Your work crosses skin, sculpture, structure. What is the actual through line?
The body. Even in rigid forms, I'm thinking about weight, touch, intimacy, and memory. Everything I make is meant to exist close to someone — to be carried, worn, or felt.
Before you begin something new, what happens?
Silence. I step away from input. I need to recalibrate — to feel scale, breath, intention — before anything starts. The work tells me when it's ready to begin.
What object in your studio holds the most meaning?
The paintings that surround me — especially the works of Juan Palomares. They don't simply occupy the space. They shape it. They remind me why I make, not just how.
You've described your aesthetic as geometric, even algorithmic. Where does emotion enter?
In the decisions — what stays, what disappears. What feels heavy or light. Geometry is structure. Emotion is what bends it. You don't feel the mathematics. You feel the choices.
The most personal piece you've made?
Something no one will ever see. It wasn't made for audience or expectation. It held a moment I needed to process. That was enough.
Your work with the body suggests you believe it holds memory.
Absolutely. The body is an archive. Some memories bypass language entirely. They live only in sensation. What we carry in the skin is as real as what we carry in the mind — and often older.
A material you've always understood — and one you haven't yet?
Leather and wood. They're not alive, but not dead either. You soak them, mould them, and they become something living again. Gold produced by my own hands — that's still ahead. I usually work alongside my friend and master jeweller Álvaro Larrosa Furest, whose hands know gold better than mine do. Forging it myself is a future conversation.
A recent discovery in your practice?
Repetition. The same gesture, done again and again, doesn't dull your senses. It sharpens them. I think I already knew this, but I needed to relearn it.
Your signature scent?
Woody. Dry. Intimate. Incense, skin, blood, rubber. I'm never without Thé Noir 29.
A book you return to?

The Little Prince by Saint-Exupéry. At ten, you understand it one way. Later, it becomes something else entirely. It grows with you, shaped by experience. That's the only kind of book worth gifting.
A dish that feels like home?
Kousa, wara' arish, and laban. It is home. It is my mother. God bless her soul in heaven.
If your current mood had a soundtrack, what would it be?
The sound of a chimney. Fire cracking softly. And if it had a scent — cinnamon apple, with a pinch of clove.
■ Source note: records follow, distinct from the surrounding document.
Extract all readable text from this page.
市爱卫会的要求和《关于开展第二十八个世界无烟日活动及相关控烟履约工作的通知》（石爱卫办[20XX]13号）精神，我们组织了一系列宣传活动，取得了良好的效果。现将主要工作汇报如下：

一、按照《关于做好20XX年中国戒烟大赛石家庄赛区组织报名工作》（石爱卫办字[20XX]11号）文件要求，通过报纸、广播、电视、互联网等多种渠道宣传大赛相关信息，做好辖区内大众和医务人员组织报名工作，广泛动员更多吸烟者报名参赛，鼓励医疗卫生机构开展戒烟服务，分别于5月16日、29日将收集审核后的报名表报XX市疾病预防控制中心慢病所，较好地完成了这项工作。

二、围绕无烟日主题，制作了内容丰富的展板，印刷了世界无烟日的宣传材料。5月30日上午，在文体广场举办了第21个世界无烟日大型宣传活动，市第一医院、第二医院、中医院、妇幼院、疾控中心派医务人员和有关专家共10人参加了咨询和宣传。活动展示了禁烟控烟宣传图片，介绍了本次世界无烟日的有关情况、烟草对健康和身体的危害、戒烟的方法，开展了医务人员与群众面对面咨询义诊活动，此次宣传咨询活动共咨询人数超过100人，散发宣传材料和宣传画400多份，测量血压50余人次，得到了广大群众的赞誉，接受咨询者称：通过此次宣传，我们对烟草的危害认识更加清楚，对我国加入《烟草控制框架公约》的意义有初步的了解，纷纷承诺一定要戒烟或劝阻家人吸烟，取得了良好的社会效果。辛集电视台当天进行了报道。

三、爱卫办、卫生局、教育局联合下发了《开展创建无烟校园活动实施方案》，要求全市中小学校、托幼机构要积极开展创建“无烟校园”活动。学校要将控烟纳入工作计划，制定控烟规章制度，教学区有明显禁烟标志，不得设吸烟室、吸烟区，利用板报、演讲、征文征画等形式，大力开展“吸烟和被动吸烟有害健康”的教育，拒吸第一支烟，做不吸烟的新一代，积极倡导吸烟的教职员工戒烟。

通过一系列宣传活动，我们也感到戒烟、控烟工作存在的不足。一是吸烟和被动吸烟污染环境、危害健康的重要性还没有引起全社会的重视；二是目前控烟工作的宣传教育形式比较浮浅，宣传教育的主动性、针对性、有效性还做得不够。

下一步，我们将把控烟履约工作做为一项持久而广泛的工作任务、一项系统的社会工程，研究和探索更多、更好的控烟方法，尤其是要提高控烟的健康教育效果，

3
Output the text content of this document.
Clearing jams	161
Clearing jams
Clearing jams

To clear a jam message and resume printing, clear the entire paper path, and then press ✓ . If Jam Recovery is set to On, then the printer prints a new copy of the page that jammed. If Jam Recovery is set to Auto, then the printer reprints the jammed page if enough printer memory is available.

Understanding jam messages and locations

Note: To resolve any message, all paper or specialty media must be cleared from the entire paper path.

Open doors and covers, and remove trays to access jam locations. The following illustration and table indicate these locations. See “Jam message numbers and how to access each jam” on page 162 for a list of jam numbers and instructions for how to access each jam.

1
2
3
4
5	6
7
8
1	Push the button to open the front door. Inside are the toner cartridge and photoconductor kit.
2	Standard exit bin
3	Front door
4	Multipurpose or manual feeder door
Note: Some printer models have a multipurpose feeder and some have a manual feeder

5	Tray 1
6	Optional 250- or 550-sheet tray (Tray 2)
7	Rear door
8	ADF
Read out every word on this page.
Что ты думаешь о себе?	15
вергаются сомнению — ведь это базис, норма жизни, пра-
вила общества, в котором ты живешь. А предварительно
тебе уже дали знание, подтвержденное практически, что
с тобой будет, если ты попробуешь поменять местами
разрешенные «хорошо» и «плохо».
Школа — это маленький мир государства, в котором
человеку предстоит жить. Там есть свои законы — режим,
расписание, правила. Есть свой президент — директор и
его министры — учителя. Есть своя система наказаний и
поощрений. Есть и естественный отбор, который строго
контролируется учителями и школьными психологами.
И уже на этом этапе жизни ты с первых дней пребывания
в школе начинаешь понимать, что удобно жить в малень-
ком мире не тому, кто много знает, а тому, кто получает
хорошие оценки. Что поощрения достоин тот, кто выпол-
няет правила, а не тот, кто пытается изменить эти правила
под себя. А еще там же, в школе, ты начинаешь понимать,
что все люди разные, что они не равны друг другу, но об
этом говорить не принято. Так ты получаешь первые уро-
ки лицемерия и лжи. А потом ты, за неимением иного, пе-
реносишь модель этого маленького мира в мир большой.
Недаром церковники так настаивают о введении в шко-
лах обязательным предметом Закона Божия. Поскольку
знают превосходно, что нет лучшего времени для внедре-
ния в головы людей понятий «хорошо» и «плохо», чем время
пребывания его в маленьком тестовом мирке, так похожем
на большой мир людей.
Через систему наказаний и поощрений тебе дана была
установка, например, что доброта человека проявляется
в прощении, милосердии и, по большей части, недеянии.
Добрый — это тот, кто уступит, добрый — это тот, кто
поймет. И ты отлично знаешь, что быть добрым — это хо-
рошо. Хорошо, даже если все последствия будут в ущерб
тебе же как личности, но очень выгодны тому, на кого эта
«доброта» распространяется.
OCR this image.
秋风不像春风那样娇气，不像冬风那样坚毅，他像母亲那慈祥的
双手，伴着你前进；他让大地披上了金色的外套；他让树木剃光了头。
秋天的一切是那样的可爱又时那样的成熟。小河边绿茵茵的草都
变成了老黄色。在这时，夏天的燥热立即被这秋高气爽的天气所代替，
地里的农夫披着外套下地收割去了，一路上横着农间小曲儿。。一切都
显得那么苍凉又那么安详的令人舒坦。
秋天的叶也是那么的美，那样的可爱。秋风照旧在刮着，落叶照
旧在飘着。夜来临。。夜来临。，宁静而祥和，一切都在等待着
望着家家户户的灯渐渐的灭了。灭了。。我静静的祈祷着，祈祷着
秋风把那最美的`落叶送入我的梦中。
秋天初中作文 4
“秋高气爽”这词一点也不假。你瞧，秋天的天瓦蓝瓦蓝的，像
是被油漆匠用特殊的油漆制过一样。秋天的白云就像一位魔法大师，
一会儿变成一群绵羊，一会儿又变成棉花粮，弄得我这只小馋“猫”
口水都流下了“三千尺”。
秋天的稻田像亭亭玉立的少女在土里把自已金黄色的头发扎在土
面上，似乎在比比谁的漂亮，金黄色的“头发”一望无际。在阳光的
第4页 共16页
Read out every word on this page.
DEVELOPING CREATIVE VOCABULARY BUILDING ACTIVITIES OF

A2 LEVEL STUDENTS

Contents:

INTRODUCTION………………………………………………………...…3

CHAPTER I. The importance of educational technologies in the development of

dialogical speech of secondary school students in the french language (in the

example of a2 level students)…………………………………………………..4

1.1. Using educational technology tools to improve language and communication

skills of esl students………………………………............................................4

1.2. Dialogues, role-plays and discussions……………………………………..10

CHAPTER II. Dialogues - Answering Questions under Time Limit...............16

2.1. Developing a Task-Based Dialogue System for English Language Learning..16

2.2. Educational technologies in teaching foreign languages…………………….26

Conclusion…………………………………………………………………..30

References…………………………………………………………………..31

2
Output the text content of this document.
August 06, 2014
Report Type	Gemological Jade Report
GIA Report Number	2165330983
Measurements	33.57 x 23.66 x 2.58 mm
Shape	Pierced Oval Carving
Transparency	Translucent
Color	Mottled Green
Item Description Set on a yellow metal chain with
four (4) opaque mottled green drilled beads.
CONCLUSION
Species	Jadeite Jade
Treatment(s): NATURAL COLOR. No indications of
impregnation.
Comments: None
There are people who explain what they make, and people who let it sit. Assaad Awwad does not explain. He describes what he pays attention to — silence, weight, the way leather behaves when it's soaked — and trusts that attention to do the editorial work for him. His most revealing answer was about how he first learned to take up space. Everything that came after was a variation on the same idea, arriving in different materials.